Le rapport biennal n’a pas passé sous silence la situation de la population carcérale du Bénin. La commission félicite la politique pénale du gouvernement qui consiste en des aménagements de peines à travers la grâce présidentielle et la liberté conditionnelle accordées à plusieurs détenus en 2020 et en 2021. Selon Clément Capo Chichi, à la date du 14 décembre dernier, la population carcérale s’élève à plus de 14 000 détenus. Ce nombre ne cesse de s’accroître. La Cbdh plaide pour une politique pénale et pénitentiaire qui viserait à prendre des textes, par exemple une loi pénitentiaire, une loi portant création d’un corps pénitencier et des mesures fortes afin de réduire la surpopulation carcérale constatée dans toutes les prisons civiles et maisons d’arrêt et d’améliorer les conditions de détention. Le rapport note, toutefois, que des efforts remarquables sont constatés avec la création de l’Agence pénitentiaire du Bénin et la commission invite le gouvernement à consacrer la place du genre dans la réforme pénale qu’elle souhaite ardemment.

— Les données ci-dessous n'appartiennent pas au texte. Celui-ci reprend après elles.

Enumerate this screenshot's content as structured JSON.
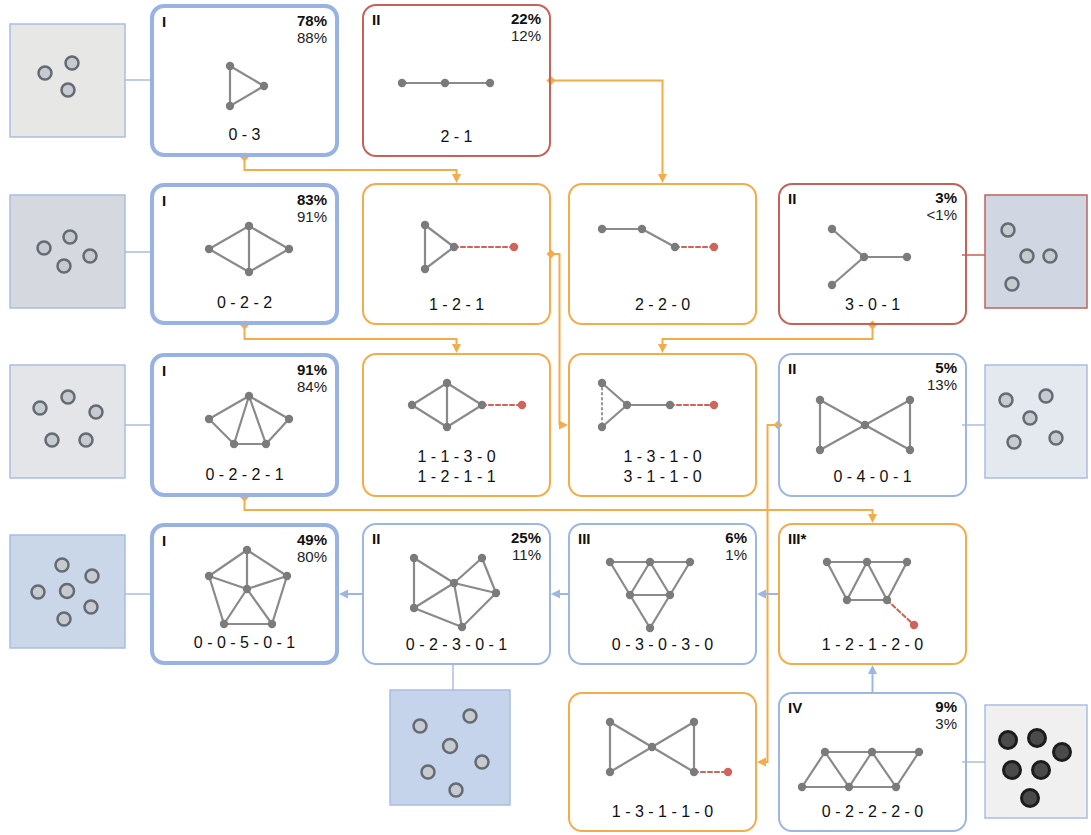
{
  "diagram": {
    "nodes": [
      {
        "text": [
          "I",
          "78%",
          "88%",
          "0 - 3"
        ]
      },
      {
        "text": [
          "II",
          "22%",
          "12%",
          "2 - 1"
        ]
      },
      {
        "text": [
          "I",
          "83%",
          "91%",
          "0 - 2 - 2"
        ]
      },
      {
        "text": [
          "1 - 2 - 1"
        ]
      },
      {
        "text": [
          "2 - 2 - 0"
        ]
      },
      {
        "text": [
          "II",
          "3%",
          "<1%",
          "3 - 0 - 1"
        ]
      },
      {
        "text": [
          "I",
          "91%",
          "84%",
          "0 - 2 - 2 - 1"
        ]
      },
      {
        "text": [
          "1 - 1 - 3 - 0",
          "1 - 2 - 1 - 1"
        ]
      },
      {
        "text": [
          "1 - 3 - 1 - 0",
          "3 - 1 - 1 - 0"
        ]
      },
      {
        "text": [
          "II",
          "5%",
          "13%",
          "0 - 4 - 0 - 1"
        ]
      },
      {
        "text": [
          "I",
          "49%",
          "80%",
          "0 - 0 - 5 - 0 - 1"
        ]
      },
      {
        "text": [
          "II",
          "25%",
          "11%",
          "0 - 2 - 3 - 0 - 1"
        ]
      },
      {
        "text": [
          "III",
          "6%",
          "1%",
          "0 - 3 - 0 - 3 - 0"
        ]
      },
      {
        "text": [
          "III*",
          "1 - 2 - 1 - 2 - 0"
        ]
      },
      {
        "text": [
          "1 - 3 - 1 - 1 - 0"
        ]
      },
      {
        "text": [
          "IV",
          "9%",
          "3%",
          "0 - 2 - 2 - 2 - 0"
        ]
      }
    ],
    "edges": [
      {
        "from": 0,
        "to": 3,
        "arrow": "to"
      },
      {
        "from": 1,
        "to": 4,
        "arrow": "to"
      },
      {
        "from": 2,
        "to": 7,
        "arrow": "to"
      },
      {
        "from": 3,
        "to": 8,
        "arrow": "to"
      },
      {
        "from": 5,
        "to": 8,
        "arrow": "to"
      },
      {
        "from": 6,
        "to": 13,
        "arrow": "to"
      },
      {
        "from": 9,
        "to": 14,
        "arrow": "to"
      },
      {
        "from": 13,
        "to": 12,
        "arrow": "to"
      },
      {
        "from": 12,
        "to": 11,
        "arrow": "to"
      },
      {
        "from": 11,
        "to": 10,
        "arrow": "to"
      },
      {
        "from": 15,
        "to": 13,
        "arrow": "to"
      }
    ]
  }
}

Menace de réformer la Cbdh
Le rapport aborde dans sa seconde partie le suivi de la mise en œuvre des recommandations de l’Examen périodique universel et en dernier point le suivi de la mise en œuvre des recommandations sur l’état annuel des droits de l’homme au Bénin de l’année 2019. Pour cette dernière partie, la commission a fait le constat que sur les 38 recommandations seulement cinq sont exécutées soit un taux de 13,15 % ; sept sont partiellement exécutées soit un taux de 18, 42 % et 26 ne sont pas du tout mises en œuvre soit un taux de 68,42 %. Le président de la Cbdh appelle le Parlement à une complémentarité d’actions pour l’accompagner dans sa mission de protection et de contrôle des droits de l’homme au Bénin.
Lors du débat qui a suivi la présentation du rapport, les députés n’ont pas fait de cadeau à la commission. Ils ont déploré le contenu du rapport qui ne reflèterait pas par endroits la réalité en ce qui concerne surtout l’état des lieux des droits civils et politiques principalement les violations des droits lors des processus électoraux de 2020 et 2021 et des exécutions extrajudiciaires dénoncées. Orden Alladatin par exemple a trouvé le rapport à charge contre le Bénin. « Ce sont ces genres de rapport qui contribuent à déclasser le Bénin à l’international », poursuit-il.
Orden Alladatin sera appuyé dans sa critique par plusieurs de ses collègues dont Gildas Agonkan, Sédami Mèdégan Fagla, Patrice Nobimè Agbodranfo, Wallis
Zoumarou et Boniface Yèhouétomè. Ils sont tous d’accord pour que soit réformée la commission pour plus de regard dans la rédaction du rapport qui doit être déposé aux Nations Unies. Néanmoins, ces observations n’ont pas empêché les députés de prendre acte du rapport présenté hier.